PRO: Trump should be allowed to nominate a new justice

President Donald Trump has the Constitution behind him if he wishes to nominate a justice before Election Day to replace the late Supreme Court Justice Ruth Bader Ginsburg. SPECIAL TO THE ORACLE

Supreme Court Justice Ruth Bader Ginsburg, an advocate for women’s rights and gender equality throughout her entire career, lost a decades-long battle with pancreatic cancer Sept. 18. She wrote decisions on abortion law, pay discrimination cases and brought balance to the Supreme Court as one of four liberal-leaning justices out of nine. 

People are now debating whether President Donald Trump should be able to appoint the next justice, seeing how it would give Republicans a 6-3 majority on the Supreme Court.

It is a constitutional right for the president to nominate a justice whenever he or she pleases, according to Article 2, Section 2 of the Constitution. The law of the land should be upheld regardless of the current political climate.

Besides, a Republican majority on the Supreme Court might not be as damaging to politics as many would presume. Trump securing a majority could keep checks and balances in place if Democrats win control of Congress, which is projected to happen, according to international weekly magazine The Economist.

The Economist made a model to project how secure each seat is in the Senate for each party. As of Sept. 23, the model projects a 63 percent chance that the Democrats will take control of the Senate in the upcoming election, holding 51 seats and also maintaining their majority in the House.

Trump has a lot to consider in a fairly short time span, with Ginsburg’s passing occurring only 46 days before the Nov. 3 election. Although the average time to appoint a justice is around 68 days, according to a Sept. 19 Washington Post article, presidents have worked with tighter time frames in the past. Former President Bill Clinton took 42 days to get Ginsburg’s 1993 nomination confirmed by the Senate and former Supreme Court Justice John Paul Stevens’ confirmation took 19 days after President Gerald Ford nominated him in 1975. 

Republicans are now working on getting a vote in for Trump’s upcoming nominee when they held a much different stance four years ago.

When former President Barack Obama attempted to appoint a nominee in 2016 after the late Justice Antonin Scalia passed in February of that year, according to a 2020 CNN article, he was blocked for 11 months by the same senator who recently announced that Trump will get his vote — Senate Majority Leader Mitch McConnell.

In the 2016 Senate blocking, McConnell cited what Obama’s vice president, Joe Biden, said in a 1992 Senate floor speech as reason to block Obama from appointing the next nominee in an election year, called the “Biden Rule.”

“Once the political season is underway, and it is, action on a Supreme Court nomination must be put off until after the election campaign is over,” Biden said.

McConnell also pointed out that there hadn’t been an approved justice from an opposing party in almost 130 years.

“The Senate has not filled a vacancy arising in an election year when there was a divided government since 1888,” he said about Obama’s nomination.

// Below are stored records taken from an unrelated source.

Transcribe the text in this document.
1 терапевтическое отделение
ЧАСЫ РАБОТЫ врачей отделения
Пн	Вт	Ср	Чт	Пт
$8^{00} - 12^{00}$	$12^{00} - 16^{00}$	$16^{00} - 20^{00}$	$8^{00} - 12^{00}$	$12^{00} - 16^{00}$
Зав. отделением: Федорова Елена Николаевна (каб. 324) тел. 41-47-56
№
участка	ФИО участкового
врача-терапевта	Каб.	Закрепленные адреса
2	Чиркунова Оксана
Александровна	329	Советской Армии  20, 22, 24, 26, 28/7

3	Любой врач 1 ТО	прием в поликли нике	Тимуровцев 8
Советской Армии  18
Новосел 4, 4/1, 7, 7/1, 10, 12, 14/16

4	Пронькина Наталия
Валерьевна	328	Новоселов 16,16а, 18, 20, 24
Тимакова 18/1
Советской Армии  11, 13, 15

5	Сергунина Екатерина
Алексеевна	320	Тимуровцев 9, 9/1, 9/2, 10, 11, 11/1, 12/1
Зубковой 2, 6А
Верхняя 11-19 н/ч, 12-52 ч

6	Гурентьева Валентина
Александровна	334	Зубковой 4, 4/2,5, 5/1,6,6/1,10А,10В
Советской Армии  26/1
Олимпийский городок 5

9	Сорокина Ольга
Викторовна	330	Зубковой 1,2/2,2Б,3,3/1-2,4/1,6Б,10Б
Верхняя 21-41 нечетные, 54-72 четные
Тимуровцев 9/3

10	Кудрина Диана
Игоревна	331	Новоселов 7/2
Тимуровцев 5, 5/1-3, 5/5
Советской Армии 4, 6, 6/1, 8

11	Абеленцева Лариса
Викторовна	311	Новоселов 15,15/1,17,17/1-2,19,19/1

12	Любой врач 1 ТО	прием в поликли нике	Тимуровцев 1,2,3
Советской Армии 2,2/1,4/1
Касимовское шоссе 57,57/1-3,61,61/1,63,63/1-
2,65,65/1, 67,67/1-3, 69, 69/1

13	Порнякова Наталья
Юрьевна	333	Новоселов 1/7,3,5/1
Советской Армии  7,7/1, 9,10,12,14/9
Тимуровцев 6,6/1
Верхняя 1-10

Now, McConnell is trying to justify his hypocrisy by racing against the clock to get a new justice on the Senate floor.

Although McConnell and other prominent Republicans are obviously playing politics, at the end of the day it’s Trump’s constitutional decision on who to nominate and when to nominate them. 

Trump tweeted on Sept. 22 that he will make an announcement Saturday at the White House on whom he will nominate. The nominee is likely to be approved by the Senate with the majority vote. 

However difficult this may be for Democrats and regardless of Republican insincerity, it is clear that Trump wields the power of nominating the next Supreme Court justice.